Steve Warrington, winner of several Maryland harness racing driving titles in recent years, has been excluded from Rosecroft and Delmarva raceways, effective immediately.
Rosecroft's director of operations, Tom Barry, gave Warrington a letter informing him of the exclusion after the 11th race Sunday night. Although the notice was signed by Barry, the decision to ban Warrington was made by Jim Murphy, Rosecroft's president and general manager. Murphy yesterday said he would not comment on his reasons for the exclusion.
Warrington is a director of the Maryland Harness Horsemen's Association, a new organization that was started in response to local horsemen's frustrations with the Cloverleaf Standardbred Owners Association, which currently represents Maryland horsemen in negotiations with the track. Cloverleaf and Rosecroft recently agreed to a new contract covering purse distribution.
Warrington said he believes the ban has to do with his involvement in the new horsemen's association or with his dealings with Rosecroft's racing secretary, Billy Perkins.
Murphy said no action has been taken against any horseman simply because they are associated with the new group. Bib Roberts, a trainer and driver at Rosecroft and also a director of the new association, said he knew of no other actions taken against members.
"I have no idea why," Warrington said of his exclusion. "It's got nothing to do with racing. The judges knew nothing about it. I know I haven't done anything.
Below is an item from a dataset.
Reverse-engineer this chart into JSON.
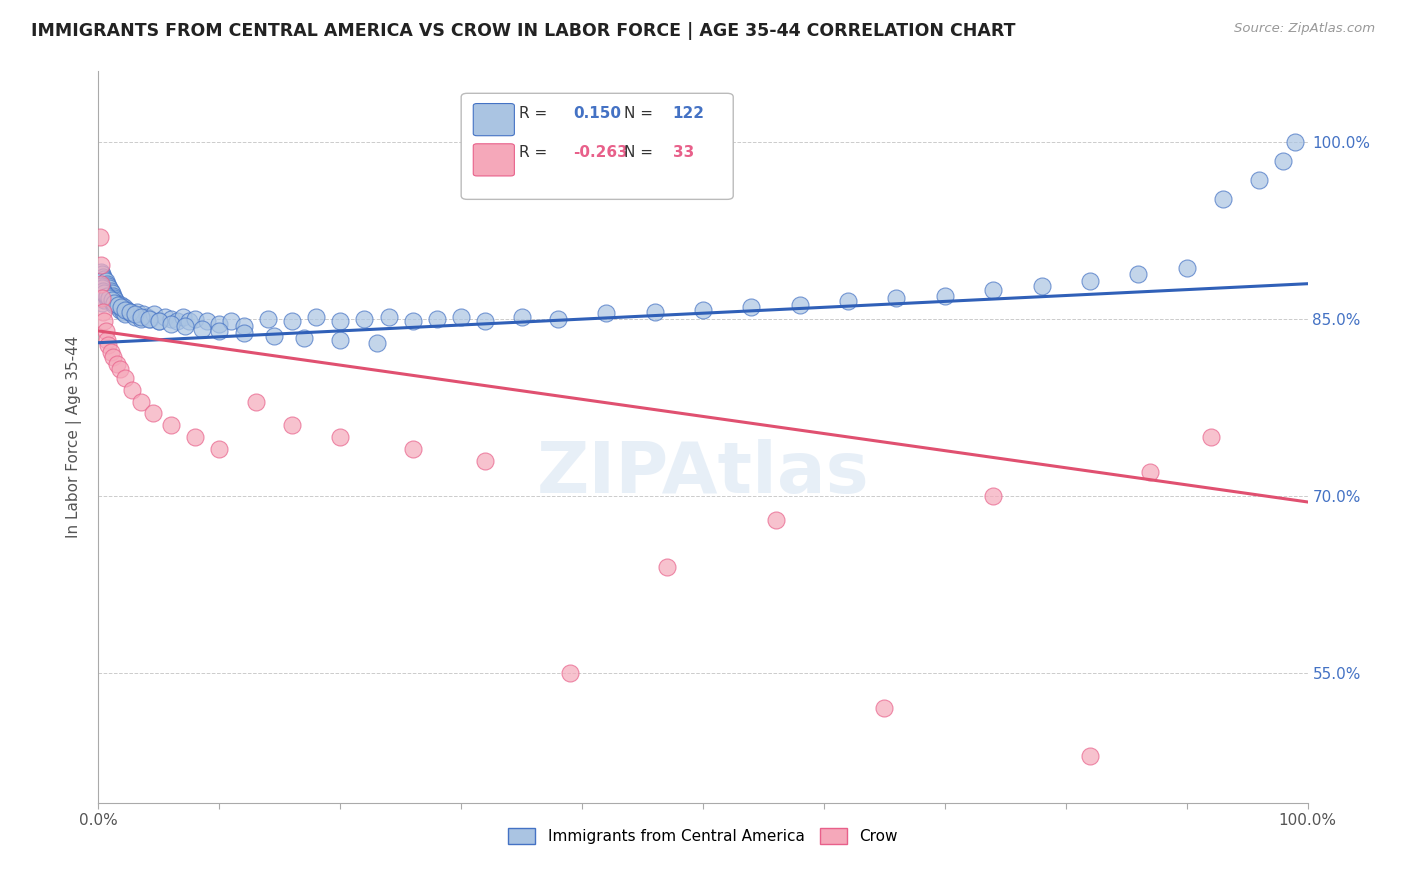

The damage it will do to me is incredible." Warrington said there are no suspensions pending against him.
Warrington is the third-leading driver at Rosecroft with 53 victories. His 21 percent winning proficiency is the best at the track. He lives in Galena, Md., and has raced in the state for 15 years.
The exclusion of Warrington was a first for Murphy, who runs Rosecroft, Delmarva and Atlantic City Race Course, a thoroughbred track. Murphy's predecessor at Rosecroft, Bill Miller, often used the track's exclusionary powers.
Warrington said there has been friction between he and Perkins for the past year. "It's no secret," he said. "The racing secretary and I don't get along down there."
Perkins confirmed he has had personal problems with Warrington. "That's common knowledge," he said, declining further comment.
Courts have ruled in numerous cases around the country that a race track has the right to exclude anyone as long as the exclusion is not based on sex, race or religion. To protect themselves against possible legal action, tracks usually will not disclose the specific reason for an exclusion.
Warrington operated a high-quality stable in Maryland with his brother Dan, the leading trainer at Rosecroft this summer.